Bender reported that nobody on the campaign team flagged that place or that date as problematic. Staffers at the Republican National Committee realized how it could be perceived and pushed back. 

'Don't do this,' RNC Chairwoman Ronna Romney McDaniel warned Parscale. 'The media is not going to give us the benefit of the doubt, especially now.' 

Trump, however, went ahead and announced the rally to the press pool.

'We're going to start our rallies back up now,' he told reporters. 'he first one, we believe, will be probably—we're just starting to call up - will be in Oklahoma.'  

Asked when he would be in Tulsa, Trump replied, 'It will be Friday. Friday night. Next week.' 

The Democrats took full advantage of what Bender described White House senior officials saying - that Trump was 'impaired by his stunning disregard for history' showing a 'vague or nonexistent' knowledge of slavery, the Jim Crow era and the black experience. 

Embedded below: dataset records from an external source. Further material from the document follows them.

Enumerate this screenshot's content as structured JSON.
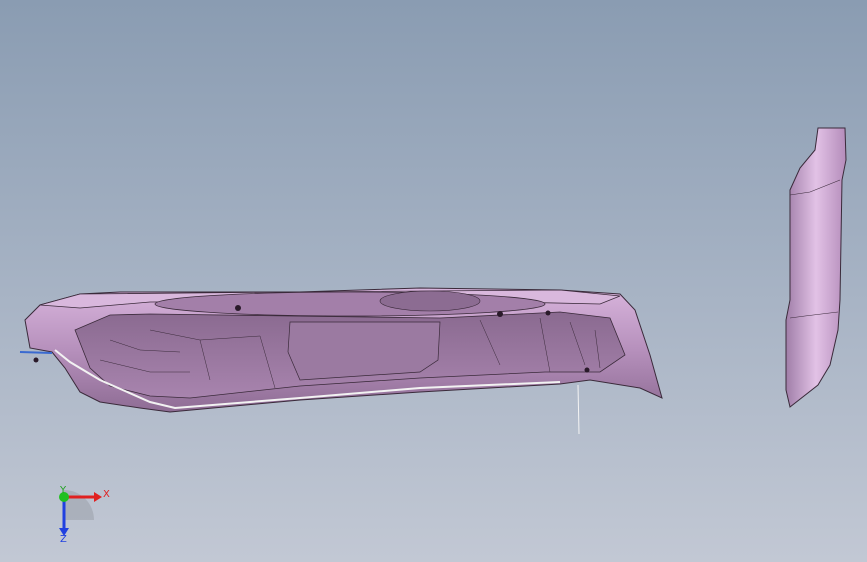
{
  "viewport": {
    "background_top": "#8a9cb2",
    "background_bottom": "#c2c8d4"
  },
  "model": {
    "part_color": "#c8a0cc",
    "part_shadow": "#9a7aa0",
    "edge_color": "#3a2a3a"
  },
  "triad": {
    "x_label": "X",
    "y_label": "Y",
    "z_label": "Z",
    "x_color": "#e02020",
    "y_color": "#20c020",
    "z_color": "#2040e0"
  }
}
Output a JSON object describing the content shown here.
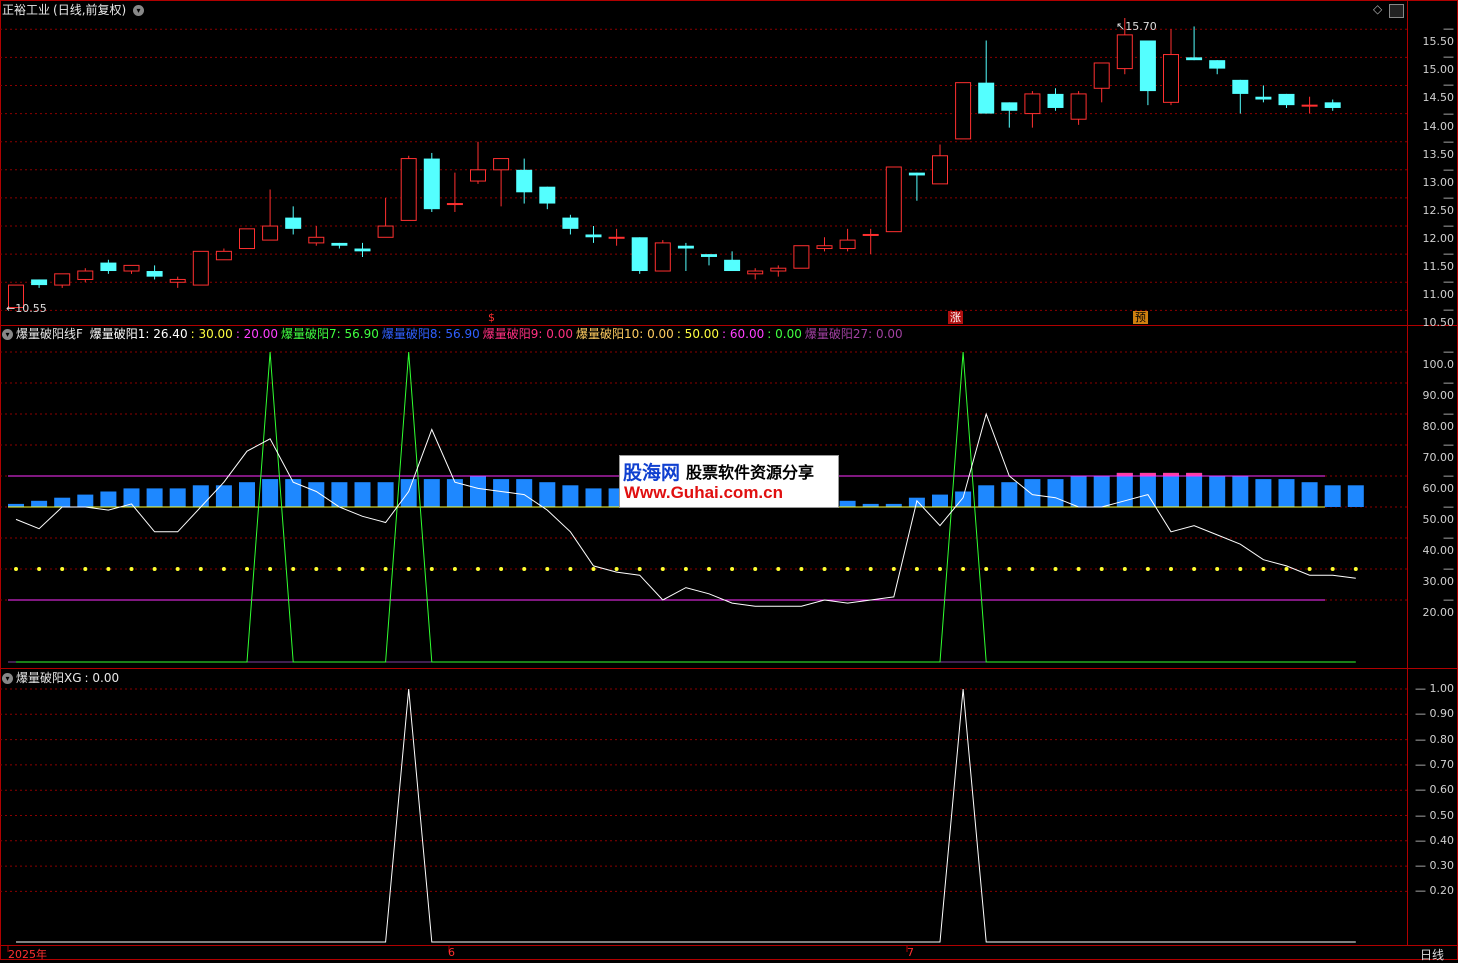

Trump was shocked about the outcry. 

'Do you know what it is?' he said of Juneteenth - which his White House had sent a proclamation out for every year of his presidency.            

Bender reported that Trump asked a black Secret Service agent about the holiday.  

'Yes. I know what it is. And it's very offensive to me that you're having this rally on Juneteenth,' the agent replied. 

That night, Trump announced he would be moving the Tulsa rally to the next day. 

Bender scored an Oval Office interview with Trump in the run-up to the rally where the president told the Wall Street Journal reporter that 'nobody had heard of it,' speaking of Juneteenth. 

Bender pointed out that the White House had put out statements every year. 

Still, Trump said, 'I did something good.'         

'I made Juneteenth very famous,' Trump added.